During our first quarter of library school, we took a research class where we learned about different research methods, how to locate and evaluate secondary research, and how to conduct, analyze, and present different types of primary research. Throughout the quarter my classmates and I would be learning and applying these methods toward a final group research project on a topic of our choosing.
There were three class assignments: literature review, data collection, and final project/presentation. During the literature review process, I was listening to an episode of the Circulating Ideas podcast that interviewed Alison Macrina; she talked about the Library Freedom Project and the importance of Internet privacy skills and education in libraries. I was hooked and became increasingly interested in her work as well as the potential research aspects I could cover in my class’ upcoming assignments. I reached out to Alison a few days later, asking if she had ideas my group and I could explore. Alison went above and beyond in terms of interest in my group’s project, giving advice, feedback, and ideas at all stages of our research process.
Through our data collection, we learned that there are often gaps between individuals’ level of concern and actual practices regarding Internet privacy (read: high levels of concern but low levels of action!). In order to help the general public understand their own Internet privacy practices, we created a privacy-assessment-tool-to-print that gauges individual actions toward Internet privacy and offers recommendations based on the individual’s “score.” The recommendations are not one-size fits all but are targeted to users depending on their current Internet habits and privacy needs. Our hope was that the self-assessment tool and the easy-to-implement recommendations would close the gap between concern and action regarding Internet privacy. Before turning the self-assessment tool in, we had it tested by a couple privacy experts, friends, and family and made changes to the tool’s questions and vocabulary based on the responses we received. We also made the assessment tool accessible both online and in print so that it could be used by a wider range of users.
From the self-assessment tool we created an online personality test. The online quiz is a more familiar, digestible assessment that also provides Internet privacy recommendations and educational sources, and based on their answers, each user is assigned one of three types of “privacy warrior.” The result and goal of this work is that a wider, more diverse population of Internet users will have the most comprehensible tools and literature they need to protect their Internet privacy in an accessible, easy-to-understand package. Our thought too was that users could start with the quiz and once knowing a little more about their privacy threats, would be more likely to engage with the longer, more complex self-assessment tool.

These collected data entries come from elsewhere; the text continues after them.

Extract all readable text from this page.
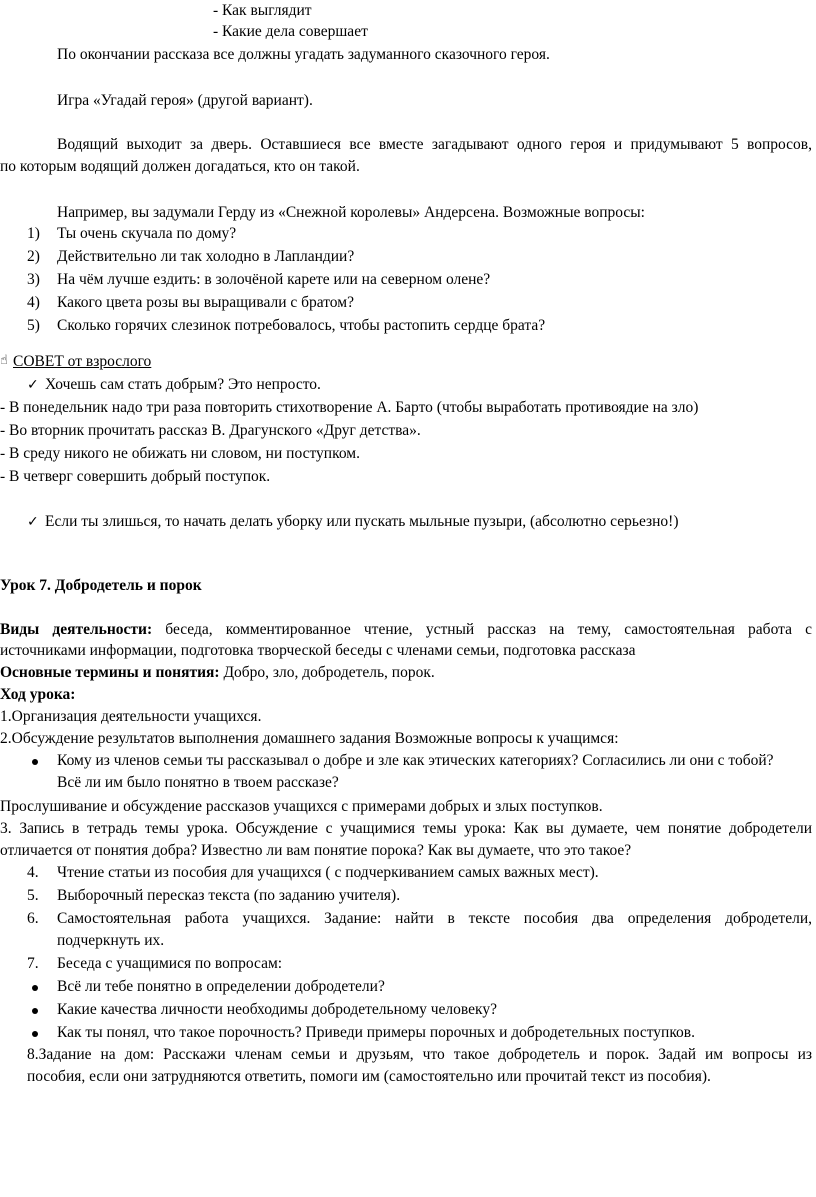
- Как выглядит
- Какие дела совершает
По окончании рассказа все должны угадать задуманного сказочного героя.
Игра «Угадай героя» (другой вариант).
Водящий выходит за дверь. Оставшиеся все вместе загадывают одного героя и придумывают 5 вопросов,
по которым водящий должен догадаться, кто он такой.
Например, вы задумали Герду из «Снежной королевы» Андерсена. Возможные вопросы:
1) Ты очень скучала по дому?
2) Действительно ли так холодно в Лапландии?
3) На чём лучше ездить: в золочёной карете или на северном олене?
4) Какого цвета розы вы выращивали с братом?
5) Сколько горячих слезинок потребовалось, чтобы растопить сердце брата?
☝ СОВЕТ от взрослого
✓ Хочешь сам стать добрым? Это непросто.
- В понедельник надо три раза повторить стихотворение А. Барто (чтобы выработать противоядие на зло)
- Во вторник прочитать рассказ В. Драгунского «Друг детства».
- В среду никого не обижать ни словом, ни поступком.
- В четверг совершить добрый поступок.
✓ Если ты злишься, то начать делать уборку или пускать мыльные пузыри, (абсолютно серьезно!)
Урок 7. Добродетель и порок
Виды деятельности: беседа, комментированное чтение, устный рассказ на тему, самостоятельная работа с
источниками информации, подготовка творческой беседы с членами семьи, подготовка рассказа
Основные термины и понятия: Добро, зло, добродетель, порок.
Ход урока:
1.Организация деятельности учащихся.
2.Обсуждение результатов выполнения домашнего задания Возможные вопросы к учащимся:
Кому из членов семьи ты рассказывал о добре и зле как этических категориях? Согласились ли они с тобой?
Всё ли им было понятно в твоем рассказе?
Прослушивание и обсуждение рассказов учащихся с примерами добрых и злых поступков.
3. Запись в тетрадь темы урока. Обсуждение с учащимися темы урока: Как вы думаете, чем понятие добродетели
отличается от понятия добра? Известно ли вам понятие порока? Как вы думаете, что это такое?
4. Чтение статьи из пособия для учащихся ( с подчеркиванием самых важных мест).
5. Выборочный пересказ текста (по заданию учителя).
6. Самостоятельная работа учащихся. Задание: найти в тексте пособия два определения добродетели,
подчеркнуть их.
7. Беседа с учащимися по вопросам:
Всё ли тебе понятно в определении добродетели?
Какие качества личности необходимы добродетельному человеку?
Как ты понял, что такое порочность? Приведи примеры порочных и добродетельных поступков.
8.Задание на дом: Расскажи членам семьи и друзьям, что такое добродетель и порок. Задай им вопросы из
пособия, если они затрудняются ответить, помоги им (самостоятельно или прочитай текст из пособия).
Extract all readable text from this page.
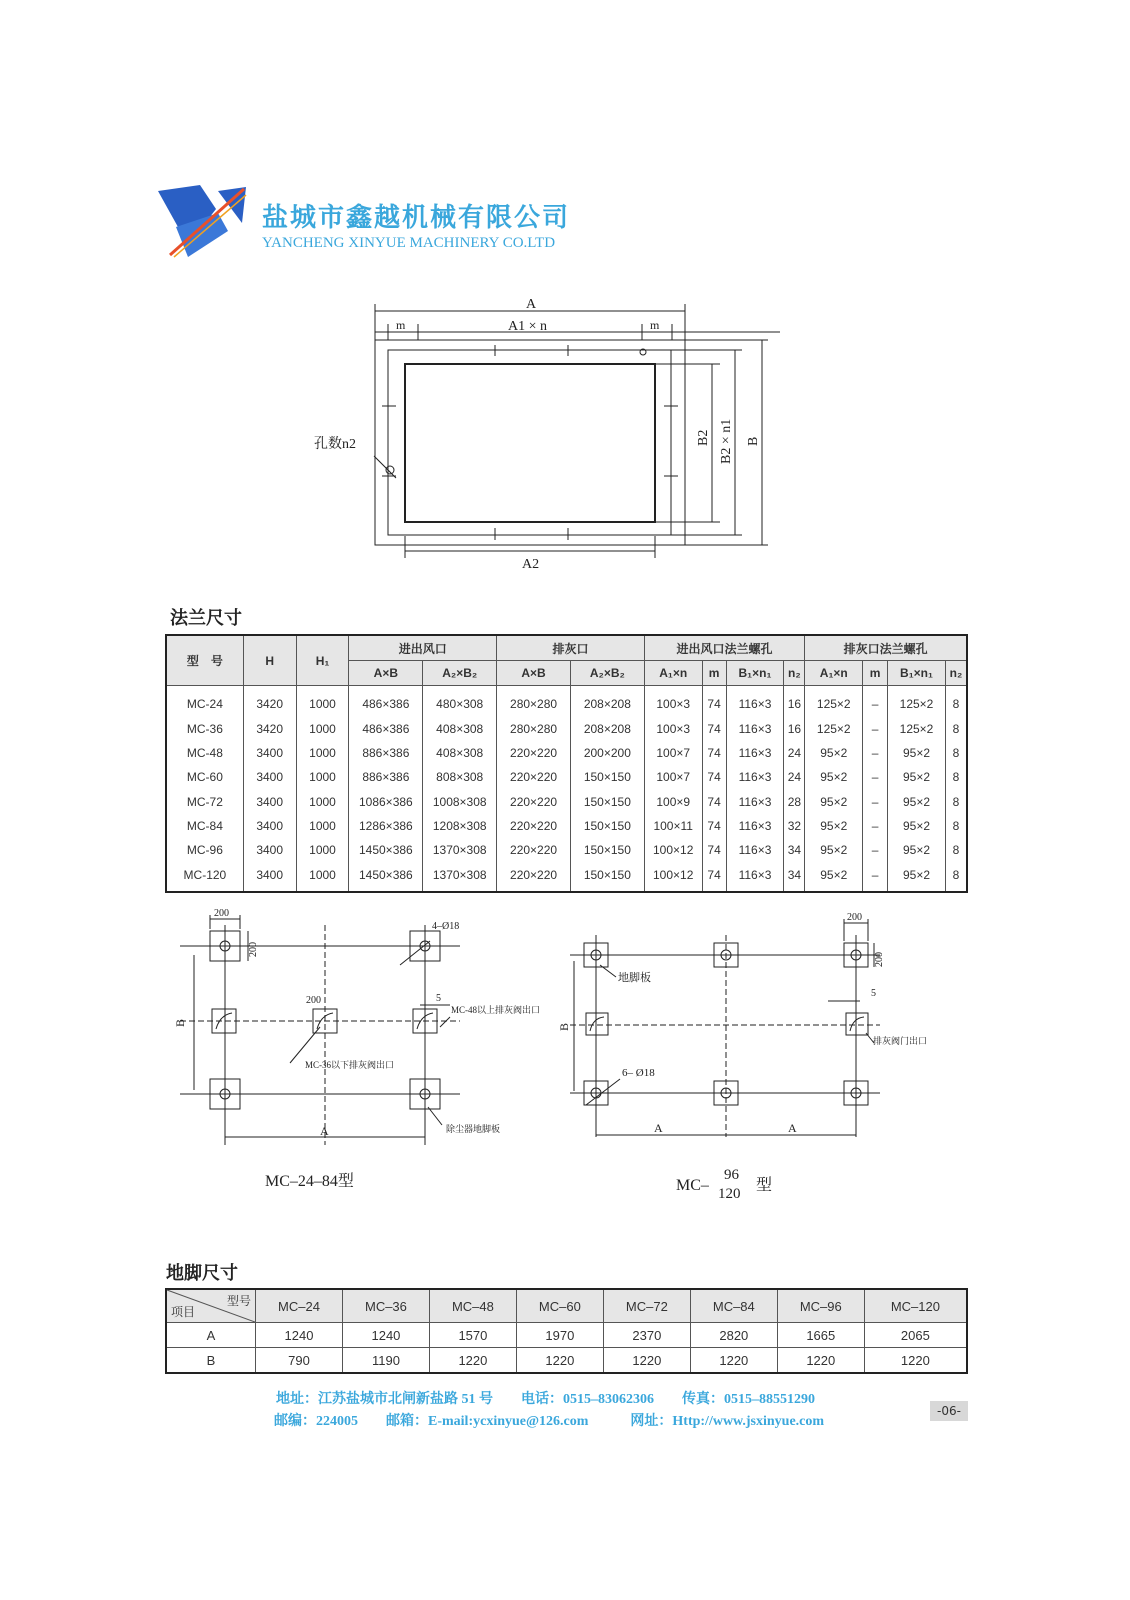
盐城市鑫越机械有限公司
YANCHENG XINYUE MACHINERY CO.LTD
A
A1 × n
m	m
孔数n2
A2
B2 B2 × n1 B
法兰尺寸
型　号	H	H₁	进出风口		排灰口		进出风口法兰螺孔				排灰口法兰螺孔			
			A×B	A₂×B₂	A×B	A₂×B₂	A₁×n	m	B₁×n₁	n₂	A₁×n	m	B₁×n₁	n₂
MC-24	3420	1000	486×386	480×308	280×280	208×208	100×3	74	116×3	16	125×2	–	125×2	8
MC-36	3420	1000	486×386	408×308	280×280	208×208	100×3	74	116×3	16	125×2	–	125×2	8
MC-48	3400	1000	886×386	408×308	220×220	200×200	100×7	74	116×3	24	95×2	–	95×2	8
MC-60	3400	1000	886×386	808×308	220×220	150×150	100×7	74	116×3	24	95×2	–	95×2	8
MC-72	3400	1000	1086×386	1008×308	220×220	150×150	100×9	74	116×3	28	95×2	–	95×2	8
MC-84	3400	1000	1286×386	1208×308	220×220	150×150	100×11	74	116×3	32	95×2	–	95×2	8
MC-96	3400	1000	1450×386	1370×308	220×220	150×150	100×12	74	116×3	34	95×2	–	95×2	8
MC-120	3400	1000	1450×386	1370×308	220×220	150×150	100×12	74	116×3	34	95×2	–	95×2	8
200
200
4–Ø18
5
MC-48以上排灰阀出口
200
MC-36以下排灰阀出口
除尘器地脚板
A
B
MC–24–84型
200
200
地脚板
6– Ø18
5
排灰阀门出口
A	A
B
MC–
96
120 型
地脚尺寸
型号
项目	MC–24	MC–36	MC–48	MC–60	MC–72	MC–84	MC–96	MC–120
A	1240	1240	1570	1970	2370	2820	1665	2065
B	790	1190	1220	1220	1220	1220	1220	1220
地址：江苏盐城市北闸新盐路 51 号　　电话：0515–83062306　　传真：0515–88551290
邮编：224005　　邮箱：E-mail:ycxinyue@126.com　　　网址：Http://www.jsxinyue.com
-06-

We presented our findings and distributed a physical version of the self-assessment tool to our class and professor. As we explained our research questions, methodology, and findings, we asked our classmates to take the nine question personality quiz, hoping to use their results as a way to facilitate discussion after the presentation.
We received positive responses from our classmates: a few asked for clarification about the safety of different browsers, some asked for suggestions on creating effective passwords/phrases, and others wanted to know more about password managers. We were not only able to answer their questions on the spot, but also point to the recommendations made on their quiz results and the self-assessment tool for further information. Many of our classmates participated in the survey we sent out earlier in the quarter, so they seemed to understand that their privacy is threatened but had yet to act on protecting themselves.
The project was also beneficial for us as library school students. We had the opportunity to observe and learn about intellectual freedom outside of the classroom, define what the term means for us, and apply the knowledge in other courses. More importantly, we discovered how vital it is to understand intellectual freedom’s relation to library patron privacy, create detailed policies, and educate library staff to guarantee that patrons have the opportunity to follow safe practices.